But neither syslog nor auditreduce -c ua | praudit gives me any log. (after restart or audit -s)
Does anyone have an idea if this is the way to achive what I want and I'm doing something wrong or there is another way to audit adding, removing users to syslog on solaris 10?
It catches the audit when I edit crontab:
Feb 20 00:10:15 server audit: [ID 702911 audit.notice] crontab-modify ok session 2921655314 by root as root:root from 1.104.168.192 obj /var/spool/cron/crontabs/root
But it doesn't catch when I add, delete or change the pass on a user:
# useradd mynewuser
Ah, good to see it's functioning on some level.

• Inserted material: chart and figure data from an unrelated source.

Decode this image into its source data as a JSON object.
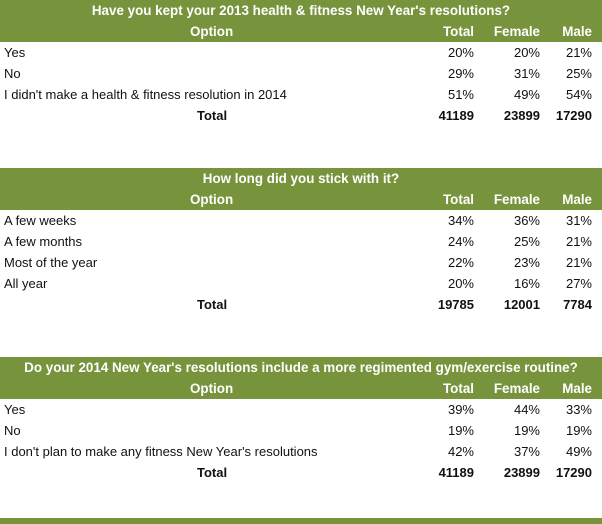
{
  "colors": {
    "header_bg": "#77933c",
    "header_text": "#ffffff",
    "body_text": "#111111"
  },
  "chart_data": [
    {
      "type": "table",
      "title": "Have you kept your 2013 health & fitness New Year's resolutions?",
      "columns": [
        "Option",
        "Total",
        "Female",
        "Male"
      ],
      "rows": [
        {
          "option": "Yes",
          "total": "20%",
          "female": "20%",
          "male": "21%"
        },
        {
          "option": "No",
          "total": "29%",
          "female": "31%",
          "male": "25%"
        },
        {
          "option": "I didn't make a health & fitness resolution in 2014",
          "total": "51%",
          "female": "49%",
          "male": "54%"
        }
      ],
      "totals": {
        "label": "Total",
        "total": "41189",
        "female": "23899",
        "male": "17290"
      }
    },
    {
      "type": "table",
      "title": "How long did you stick with it?",
      "columns": [
        "Option",
        "Total",
        "Female",
        "Male"
      ],
      "rows": [
        {
          "option": "A few weeks",
          "total": "34%",
          "female": "36%",
          "male": "31%"
        },
        {
          "option": "A few months",
          "total": "24%",
          "female": "25%",
          "male": "21%"
        },
        {
          "option": "Most of the year",
          "total": "22%",
          "female": "23%",
          "male": "21%"
        },
        {
          "option": "All year",
          "total": "20%",
          "female": "16%",
          "male": "27%"
        }
      ],
      "totals": {
        "label": "Total",
        "total": "19785",
        "female": "12001",
        "male": "7784"
      }
    },
    {
      "type": "table",
      "title": "Do your 2014 New Year's resolutions include a more regimented gym/exercise routine?",
      "columns": [
        "Option",
        "Total",
        "Female",
        "Male"
      ],
      "rows": [
        {
          "option": "Yes",
          "total": "39%",
          "female": "44%",
          "male": "33%"
        },
        {
          "option": "No",
          "total": "19%",
          "female": "19%",
          "male": "19%"
        },
        {
          "option": "I don't plan to make any fitness New Year's resolutions",
          "total": "42%",
          "female": "37%",
          "male": "49%"
        }
      ],
      "totals": {
        "label": "Total",
        "total": "41189",
        "female": "23899",
        "male": "17290"
      }
    }
  ]
}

Very odd that it doesn't log useradd/del- one would think they fit in the ua 'user administration' category. You might try some different flags like 'am' or 'as'. audit_class has the list of flags.
I'm sticking with this issue as long as I can because I'm very interested to find out how to make this work.
I was wrong, passwd got logged with only ua.
Feb 20 00:40:07 server1 audit: [ID 702911 audit.notice] passwd ok session 165926946 by root as root:sys from 1.104.168.192 text stanko2
There is no audit of useradd, userdel.
I've now also added "ad" and "as":
flags:lo,ua,ad,as
naflags:lo,ua,ad,as
plugin:name=audit_syslog.so.1; p_flags=lo,ua,ad,as
But still nothing about useradd, userdel.
Just to note that if I add "ex" useradd, userdell get loged as commands but thats not what I want, as I it logs every command I run and I just want operations on users to get logged.
I have not had a chance to work on this in the past few days. During my last session I got no farther than you in making this work. From everything I've read simply using ua should include useradd/del commands. Either it's a bug or we don't understand it correctly and neither does anyone else on the Internet reachable by Google. I'll continue my work when I can and hope for the best.
It says they are not really looking at a fix for this and the workaround is to use pfexec. I don't really like the workaround. I really wish they would fix this.
I've never used auditreduce (must take a look!), I do:
# cd /var/audit
# ls -latr | tail -5
Note newest file.
# praudit -l <latestauditfile>
The other thing you can do for testing is:
# tail -f <latestauditfile> | praudit -l
in one window while you do useradd, userdel etc. in another window and watch for the lines being added.
The currently used audit file will not have a termination date and time as part of the file name.